Zur Höflichkeit gehört auch das Respektieren bestimmter Kleidungsgewohnheiten. Dabei sind in der Türkei zwischen Stadt und Land heute auffallende Unterschiede zu beobachten. Die etwas besser situierten Kreise der Großstadt kleiden sich modisch und elegant, z.T. auffällig vornehm. Die traditionelle Kleidung ist schlicht, verhüllend und Körperformen eher kaschierend. Für den Besucher ergeben sich so nur einige Grundregeln: den „üblichen Grad“ der Körperbedeckung auch bei Hitze einhalten (nicht in Badehose etc. durch die Straßen laufen!), in ländlichen Gebieten besser auch Oberarme und Oberschenkel bedeckt halten (keine Bermudashorts oder Miniröcke). Verstärkt gilt das beim Besuch von Dienststellen, Behörden, Ministerien, Schulen etc. und ohne Ausnahme natürlich bei der Besichtigung von Moscheen, bei denen Frauen Kopfbedeckung tragen sollten. In Privatwohnungen zieht man übrigens seine Straßenschuhe aus.

Der Umgang zwischen Mann und Frau ist in der Öffentlichkeit traditioneller und distanzierter als bei uns. „Knutschereien“ in der Öffentlichkeit sind z.B. strikt verpönt. Es ist in der Türkei oft noch unüblich, daß Frauen allein ausgehen oder in Restaurants gehen. Das kann u.U. zu Mißverständnissen unangenehmer Art oder zu Gefährdungen führen, so daß wir empfehlen, zum einen grundsätzlich auch in der Freizeit nur in Gruppen unterwegs zu sein und zweitens „gemischte“ Gruppen zu bilden. Die Reiseteilnehmer sollten gegenseitig aufeinander achten und gegenseitiges Verantwortungsgefühl zeigen: dann sind ernsthafte Risiken nicht zu erwarten. Man spricht übrigens auf der Straße Personen des jeweils anderen Geschlechts nicht an.

Abschließend noch ein paar praktische Hinweise, wie wir mit Erfolg unsere Studienreisen organisiert haben: Zunächst haben wir ein Reisebüro nur für eine Flugbuchung nach Istanbul und zurück in Anspruch genommen. Unsere Programm- und Routenwünsche sind ohne Schwierigkeiten und wesentlich billiger selbst zu organisieren, wenn kein allzu großer Wert auf Unterbringungskomfort gelegt wird und die Bereitschaft besteht, im Lande selbst zu improvisieren und Programmänderungen zu akzeptieren. Mir scheint das eine für die Türkei angemessene, landesnahe Form des Reisens zu sein. Wege im Lande selbst sind ohne Probleme mit den Linienbussen zurückzulegen.

Am „Otogar“ jeder Großstadt ist das Gruppenticket einen Tag vor der Weiterreise zu sehr günstigen Preisen zu erhalten (z.B. Istanbul-Ankara pro Person ca. 20.- DM umgerechnet). Ausflüge können auch mit Mietbussen (Kleinbusse der „Dolmus-“ d.h. Sammeltaxen-Betriebe) unternommen werden. Für eine Tagestour mit zwei Kleinbussen ist etwa mit Kosten von insgesamt 300.- DM zu rechnen.

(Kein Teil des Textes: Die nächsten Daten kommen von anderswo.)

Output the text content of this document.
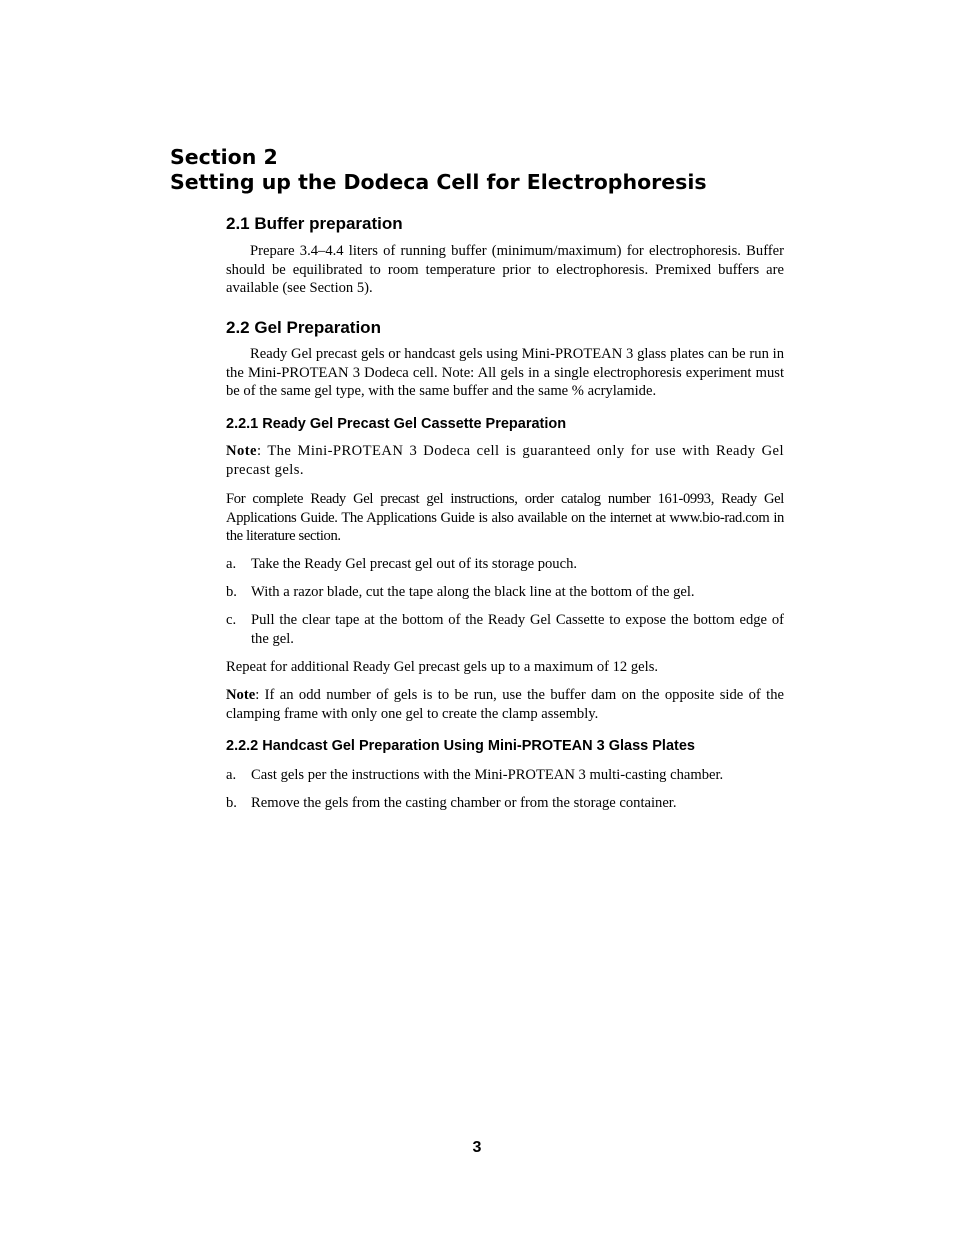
Section 2
Setting up the Dodeca Cell for Electrophoresis
2.1 Buffer preparation

Prepare 3.4–4.4 liters of running buffer (minimum/maximum) for electrophoresis. Buffer should be equilibrated to room temperature prior to electrophoresis. Premixed buffers are available (see Section 5).

2.2 Gel Preparation

Ready Gel precast gels or handcast gels using Mini-PROTEAN 3 glass plates can be run in the Mini-PROTEAN 3 Dodeca cell. Note: All gels in a single electrophoresis experiment must be of the same gel type, with the same buffer and the same % acrylamide.

2.2.1 Ready Gel Precast Gel Cassette Preparation

Note: The Mini-PROTEAN 3 Dodeca cell is guaranteed only for use with Ready Gel precast gels.

For complete Ready Gel precast gel instructions, order catalog number 161-0993, Ready Gel Applications Guide. The Applications Guide is also available on the internet at www.bio-rad.com in the literature section.

a.	Take the Ready Gel precast gel out of its storage pouch.

b. With a razor blade, cut the tape along the black line at the bottom of the gel.

c.	Pull the clear tape at the bottom of the Ready Gel Cassette to expose the bottom edge of the gel.

Repeat for additional Ready Gel precast gels up to a maximum of 12 gels.

Note: If an odd number of gels is to be run, use the buffer dam on the opposite side of the clamping frame with only one gel to create the clamp assembly.

2.2.2 Handcast Gel Preparation Using Mini-PROTEAN 3 Glass Plates

a.	Cast gels per the instructions with the Mini-PROTEAN 3 multi-casting chamber.

b. Remove the gels from the casting chamber or from the storage container.

3
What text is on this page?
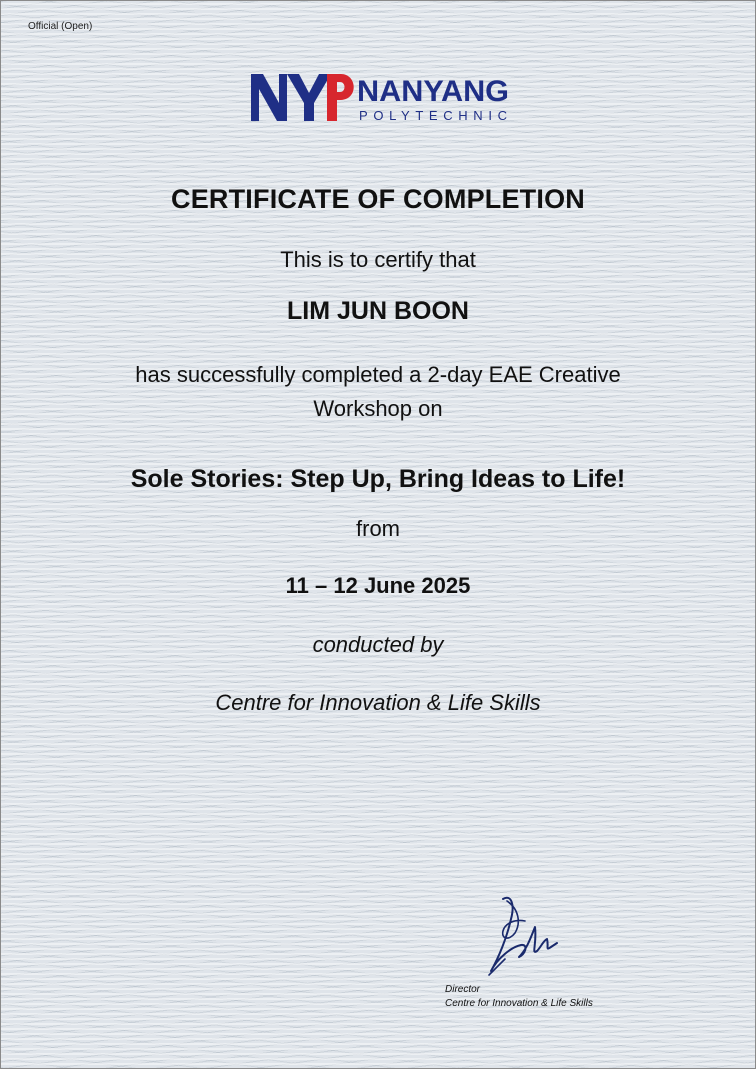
Official (Open)
NANYANG
POLYTECHNIC
CERTIFICATE OF COMPLETION
This is to certify that
LIM JUN BOON
has successfully completed a 2-day EAE Creative
Workshop on
Sole Stories: Step Up, Bring Ideas to Life!
from
11 – 12 June 2025
conducted by
Centre for Innovation & Life Skills
Director
Centre for Innovation & Life Skills
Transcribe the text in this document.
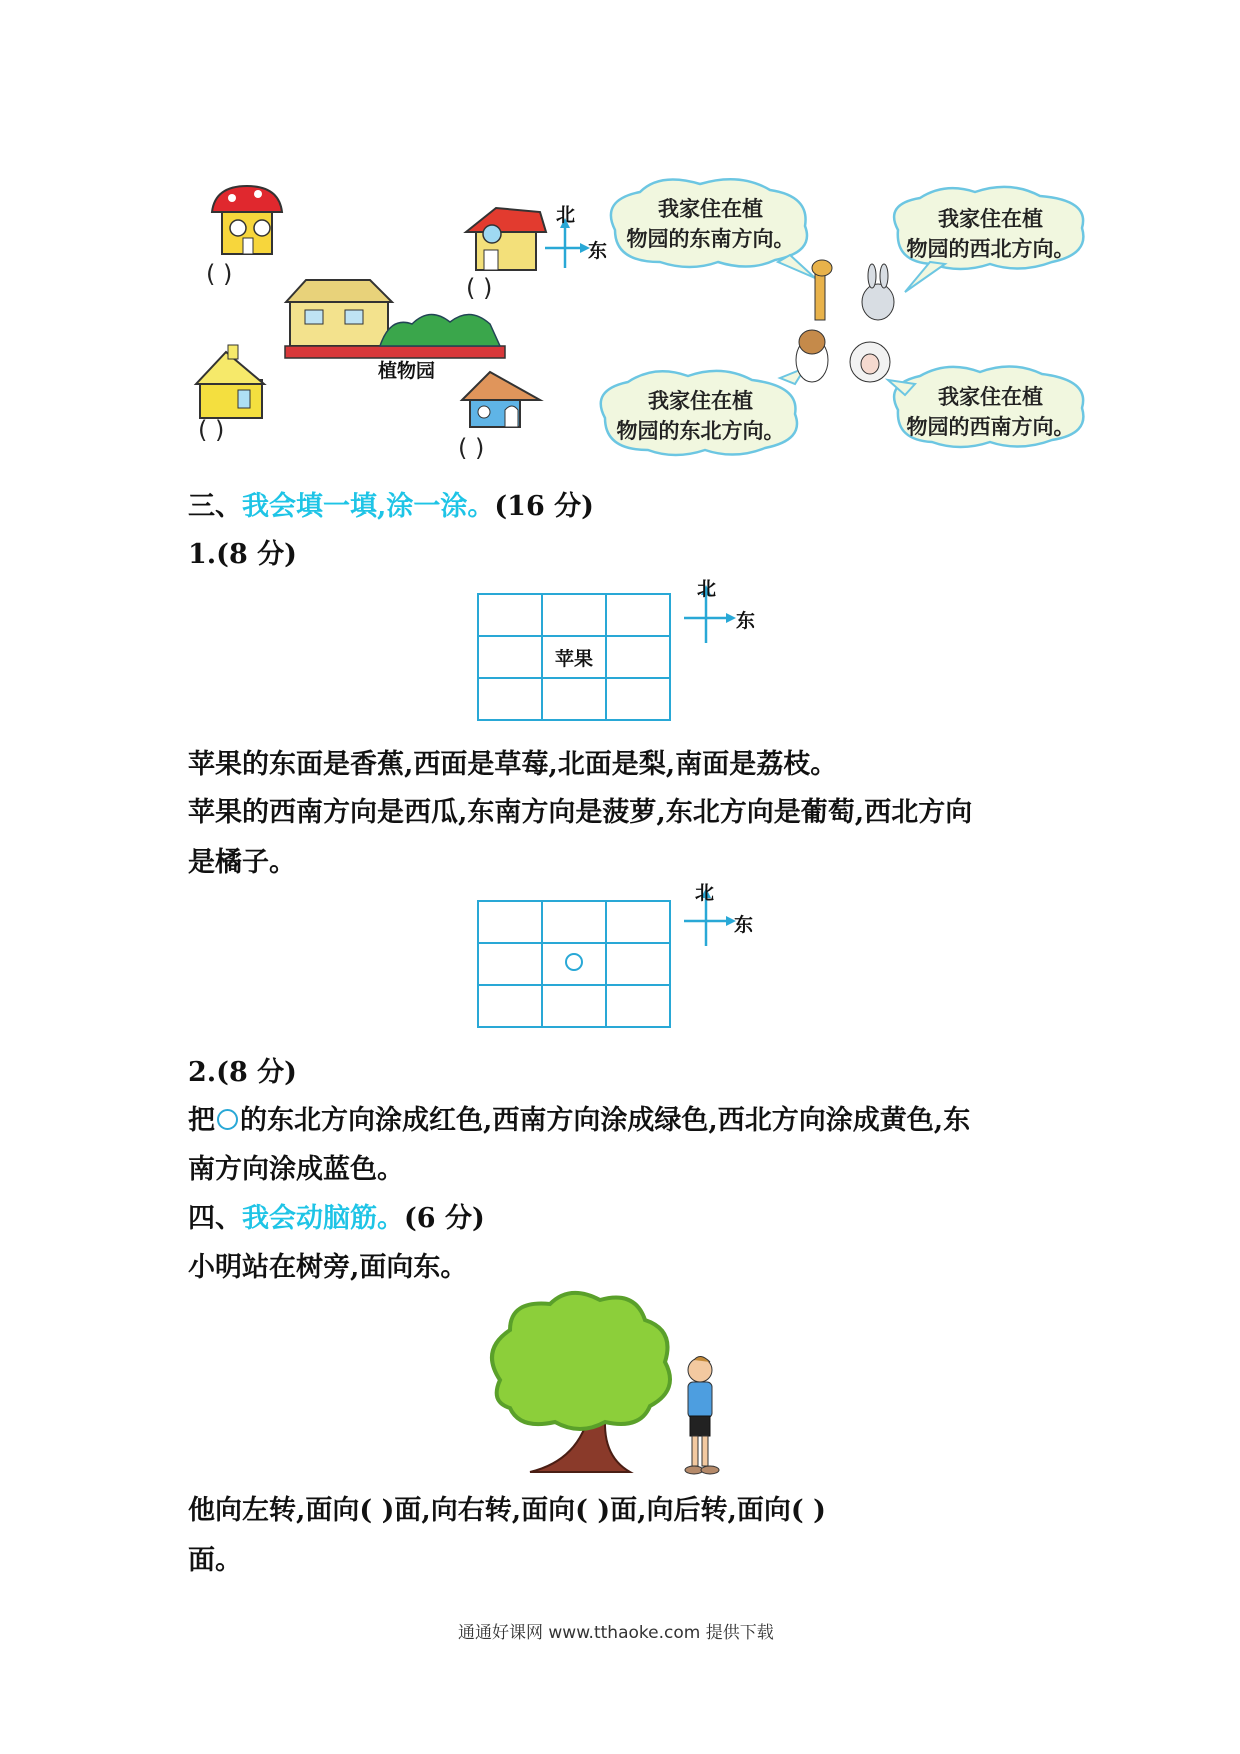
北
东
植物园
( )	( )
( )
( )
我家住在植
物园的东南方向。
我家住在植
物园的西北方向。
我家住在植
物园的东北方向。
我家住在植
物园的西南方向。
三、我会填一填,涂一涂。(16 分)
1.(8 分)

	苹果	

北
东
苹果的东面是香蕉,西面是草莓,北面是梨,南面是荔枝。
苹果的西南方向是西瓜,东南方向是菠萝,东北方向是葡萄,西北方向
是橘子。

北
东
2.(8 分)
把 的东北方向涂成红色,西南方向涂成绿色,西北方向涂成黄色,东
南方向涂成蓝色。
四、我会动脑筋。(6 分)
小明站在树旁,面向东。
他向左转,面向( )面,向右转,面向( )面,向后转,面向( )
面。
通通好课网 www.tthaoke.com 提供下载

Hilfreich ist es, wenn man sich von Ort zu Ort durch persönliche Empfehlungen weiterleiten läßt; das hilft über viele Unsicherheiten und Mißverständnisse hinweg. So können auch Hotelbuchungen an Ort und Stelle durch Bekannte vorgenommen werden. Für uns ist das besonders leicht, da wir zunächst unsere Partnerschule in Istanbul besuchen, wo wir jetzt schon viele Bekannte und Freunde antreffen werden.

Sehr hilfreich ist es -und bei offiziellen Schulkontakten ebenso wie bei Informationswünschen an Ministerien und Dienststellen in der Türkei rechtlich sogar notwendig-, rechtzeitig etwa ein halbes Jahr vor Reiseantritt Kontakt beim Erziehungsattach6 des zuständigen türkischen Generalkonsulats zu suchen und mit ihm die Reiseplanung durchzusprechen.

Er veranlaßt dann die notwendigen Genehmigungen in der Türkei und gibt der Gruppe ein offizielles Empfehlungsschreiben mit, das bei allen Behördenkontakten in der Türkei, bis hin beim Besuch von Museen und Gedenkstätten, sehr hilfreich ist.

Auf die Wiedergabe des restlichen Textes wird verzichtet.